The modern Maltese marketplace has never suffered a dearth of commercial publicity, especially in the postcard medium.
These mostly promoted the hospitality industries – hotels, guest houses, tourist accommodation and transport, restaurants, pubs, spas, bars, health farms, cruises and the like.
Literally hundreds, if not thousands of them have been issued, often distributed for free, and, presumably, instantly ditched.
Much scarcer are publicity cards to advertise businesses other than hospitality.
They exist, but in far fewer numbers. I intend to feature them by age, starting with the earlier ones, to be followed by the later outcrops of cards not targeted to tourists.
The earlier ones mostly come in monochrome, sometimes without real creative graphics – only a printed message, but with meaningful social undertones nonetheless.
In the 1930s you could buy a brand-new British motor car, a Morris Minor saloon, for the equivalent of €350, and the steamship Carinthia, serving mass emigration, advertised first to third class crossings to New York in 1928 ‘irħas ferm’.
At the same time, the Victoria Bank run by Giuseppe Busuttil from Strada Reale, 54, Valletta, telephone number 321, besides its main Bureau de Change business, also publicised itself as a jeweller: ‘Gold and precious stones, gold and silver watches – Prices beyond competition’.

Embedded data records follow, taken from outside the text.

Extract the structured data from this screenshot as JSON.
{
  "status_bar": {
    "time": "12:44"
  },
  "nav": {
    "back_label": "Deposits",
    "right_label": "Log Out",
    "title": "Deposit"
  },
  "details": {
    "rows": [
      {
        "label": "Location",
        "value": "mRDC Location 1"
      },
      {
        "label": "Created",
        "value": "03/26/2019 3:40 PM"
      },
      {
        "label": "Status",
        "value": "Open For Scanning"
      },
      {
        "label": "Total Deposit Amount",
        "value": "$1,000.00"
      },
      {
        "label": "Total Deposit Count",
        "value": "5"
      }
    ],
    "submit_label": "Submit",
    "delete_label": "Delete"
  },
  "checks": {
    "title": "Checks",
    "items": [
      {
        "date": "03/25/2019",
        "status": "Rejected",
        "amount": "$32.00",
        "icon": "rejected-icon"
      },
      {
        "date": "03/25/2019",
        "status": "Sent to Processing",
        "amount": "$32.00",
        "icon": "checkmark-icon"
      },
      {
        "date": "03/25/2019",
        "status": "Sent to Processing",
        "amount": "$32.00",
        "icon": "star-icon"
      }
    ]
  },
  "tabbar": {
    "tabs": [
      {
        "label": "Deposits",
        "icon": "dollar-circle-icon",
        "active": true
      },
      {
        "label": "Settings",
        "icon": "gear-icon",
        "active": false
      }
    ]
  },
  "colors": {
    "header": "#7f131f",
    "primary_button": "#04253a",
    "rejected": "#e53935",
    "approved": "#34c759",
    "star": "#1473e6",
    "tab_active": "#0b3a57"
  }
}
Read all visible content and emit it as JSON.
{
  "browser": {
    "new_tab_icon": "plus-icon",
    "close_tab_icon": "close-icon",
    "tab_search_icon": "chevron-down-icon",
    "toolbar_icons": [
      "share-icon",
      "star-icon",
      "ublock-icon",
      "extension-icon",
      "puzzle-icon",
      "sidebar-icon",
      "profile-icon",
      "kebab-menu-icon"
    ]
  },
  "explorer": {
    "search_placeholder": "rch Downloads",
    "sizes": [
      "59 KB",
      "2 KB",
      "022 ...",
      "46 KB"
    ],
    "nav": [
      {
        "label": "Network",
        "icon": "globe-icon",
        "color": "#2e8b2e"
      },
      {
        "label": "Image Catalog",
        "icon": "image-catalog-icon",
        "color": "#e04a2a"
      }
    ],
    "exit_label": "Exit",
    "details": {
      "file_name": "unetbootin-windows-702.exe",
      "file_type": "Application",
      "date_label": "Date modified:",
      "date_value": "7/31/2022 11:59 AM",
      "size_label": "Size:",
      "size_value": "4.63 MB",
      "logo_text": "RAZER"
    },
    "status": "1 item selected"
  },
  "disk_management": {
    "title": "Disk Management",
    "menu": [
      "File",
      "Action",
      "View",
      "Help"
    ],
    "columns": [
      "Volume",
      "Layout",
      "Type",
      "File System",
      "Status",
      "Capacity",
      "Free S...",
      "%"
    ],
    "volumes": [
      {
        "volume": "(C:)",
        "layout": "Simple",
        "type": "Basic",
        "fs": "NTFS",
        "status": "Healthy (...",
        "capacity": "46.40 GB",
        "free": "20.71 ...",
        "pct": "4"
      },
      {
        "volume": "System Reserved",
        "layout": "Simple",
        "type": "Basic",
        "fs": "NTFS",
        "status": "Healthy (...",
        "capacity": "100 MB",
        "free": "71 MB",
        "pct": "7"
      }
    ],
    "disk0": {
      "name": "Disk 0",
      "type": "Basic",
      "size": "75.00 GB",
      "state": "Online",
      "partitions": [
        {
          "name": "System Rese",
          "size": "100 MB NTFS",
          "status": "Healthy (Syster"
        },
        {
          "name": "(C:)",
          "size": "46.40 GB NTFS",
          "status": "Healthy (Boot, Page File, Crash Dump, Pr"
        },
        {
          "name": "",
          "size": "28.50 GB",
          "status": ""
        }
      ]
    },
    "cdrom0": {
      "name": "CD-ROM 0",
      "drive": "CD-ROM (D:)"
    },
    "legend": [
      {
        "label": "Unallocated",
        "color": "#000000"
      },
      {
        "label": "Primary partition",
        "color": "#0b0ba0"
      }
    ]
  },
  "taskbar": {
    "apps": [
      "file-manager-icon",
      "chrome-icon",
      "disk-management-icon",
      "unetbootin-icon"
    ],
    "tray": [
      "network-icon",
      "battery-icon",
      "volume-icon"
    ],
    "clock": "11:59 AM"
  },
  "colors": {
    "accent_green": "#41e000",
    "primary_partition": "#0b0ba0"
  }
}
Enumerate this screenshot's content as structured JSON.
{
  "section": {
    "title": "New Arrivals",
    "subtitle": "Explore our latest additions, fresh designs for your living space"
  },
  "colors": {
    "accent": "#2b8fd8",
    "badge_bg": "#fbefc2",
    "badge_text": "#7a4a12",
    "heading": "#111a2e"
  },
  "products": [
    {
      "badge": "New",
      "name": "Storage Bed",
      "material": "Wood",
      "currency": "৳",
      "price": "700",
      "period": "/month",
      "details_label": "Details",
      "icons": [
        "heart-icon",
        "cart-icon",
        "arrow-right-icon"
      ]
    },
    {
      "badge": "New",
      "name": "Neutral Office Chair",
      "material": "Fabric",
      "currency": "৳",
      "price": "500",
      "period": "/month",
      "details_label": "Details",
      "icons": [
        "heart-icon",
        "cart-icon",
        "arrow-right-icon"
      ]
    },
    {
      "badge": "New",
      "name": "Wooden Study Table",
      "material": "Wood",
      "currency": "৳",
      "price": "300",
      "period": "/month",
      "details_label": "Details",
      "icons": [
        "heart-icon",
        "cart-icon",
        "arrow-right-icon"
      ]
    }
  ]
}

Most of these businesses no longer exist
Most of these businesses no longer exist, like the Carsons Malta Wine and Mineral Water Factory, the Centre for Malta Made Goods, opposite the Customs House, Amabile Mifsud Malta Lace and Jewellery, and the Crown Canning Works – all gone.
Graphics rarely rise above dullness and mediocrity, but some exceptions shine, like a postcard for Dunlop tyres retailed in the 1930s by Luigi Gusman of Floriana, a monochrome rendition of a superb poster by the German designer Augustus Weber-Brauns.